During my time as a reporter covering many of these board meetings and my stint on the Rangely School Board I learned a lot about how these boards function, and sometimes how they don’t. One common struggle that stands out between all of the boards is the fight for their directors to remember who it is they really work for.
When you serve on a board meetings can start to blend together. Month after month, year after year, you hear reports from the same supervisors and executive directors. You discuss the issues and make the decisions, which are occasionally big but often mundane. Meeting after meeting you notice the same small handful, if any, of locals who show up to participate in the process and after a while you begin to forget that the reason you are there is to be a voice for those same people who don’t show up. You are there to hold those taxing districts and their CEOs accountable and to sometimes, when necessary, vote against what the district employees ask for, because at the end of the day that district is using taxpayer money and does not have the same profit incentives that a private business does. Over the years I’ve watched many board members fall into the trap of conducting business as if they work for the district, not the other way around. Instead of digging deep into research and asking the really hard questions like; are we overstaffed, is this money going in the right place, what other options are there, they begin to regurgitate whatever the district director tells them and they begin to act like a public relations arm for the district. They truly forget who they represent.

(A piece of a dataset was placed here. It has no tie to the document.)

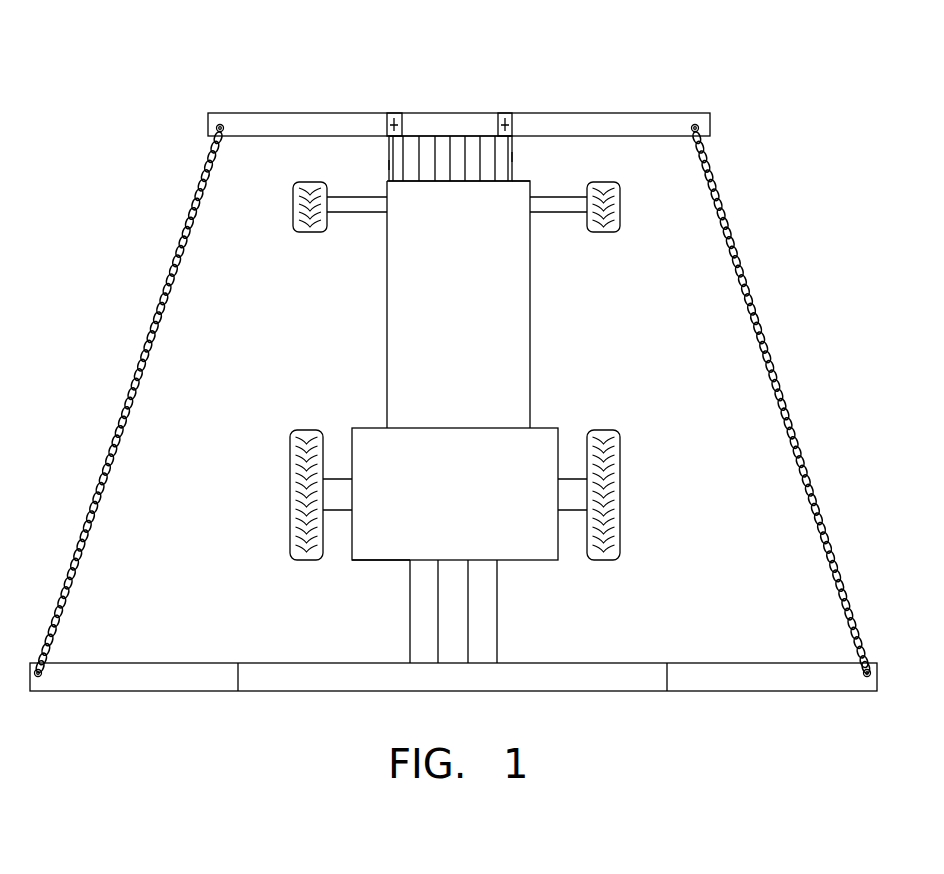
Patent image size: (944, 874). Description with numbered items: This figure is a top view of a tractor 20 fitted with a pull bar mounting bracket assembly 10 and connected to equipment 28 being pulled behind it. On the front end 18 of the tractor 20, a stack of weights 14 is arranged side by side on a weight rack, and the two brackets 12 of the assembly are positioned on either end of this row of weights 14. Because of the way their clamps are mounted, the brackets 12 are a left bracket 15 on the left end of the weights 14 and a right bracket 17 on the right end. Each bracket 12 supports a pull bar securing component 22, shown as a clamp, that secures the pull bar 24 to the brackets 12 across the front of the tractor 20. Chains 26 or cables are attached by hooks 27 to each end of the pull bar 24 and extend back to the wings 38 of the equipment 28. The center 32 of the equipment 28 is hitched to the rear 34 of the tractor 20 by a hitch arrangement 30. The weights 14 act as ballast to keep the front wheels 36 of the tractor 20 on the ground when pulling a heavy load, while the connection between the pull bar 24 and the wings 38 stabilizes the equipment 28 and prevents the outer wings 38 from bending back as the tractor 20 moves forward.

In Rio Blanco County times are tough and they have been for a while. The boom we were told was coming back has yet to show up and most of our taxing districts are feeling the crunch. Many of them have already asked for more tax funding, and for the most part we’ve been pretty good about giving it to them. But in the coming years even the smaller districts that we rarely hear from are going to be faced with budget issues that they will take to the voters. Oftentimes these elections become emotional issues because these districts employ many within our community. My hope is that we have set up boards of directors that are ready to shoulder the challenge of being honest and responsible with the voters and our money. It may turn out to be the case that each of these districts really do require more of our money to stay afloat, and in that case the community will likely, once again, pony up. But I expect that when faced with these hard times, our boards of directors will remember who they work for. I hope that we, as a citizenry, are ready to take on the burden of staying informed and holding our boards accountable while supporting our small districts when we must.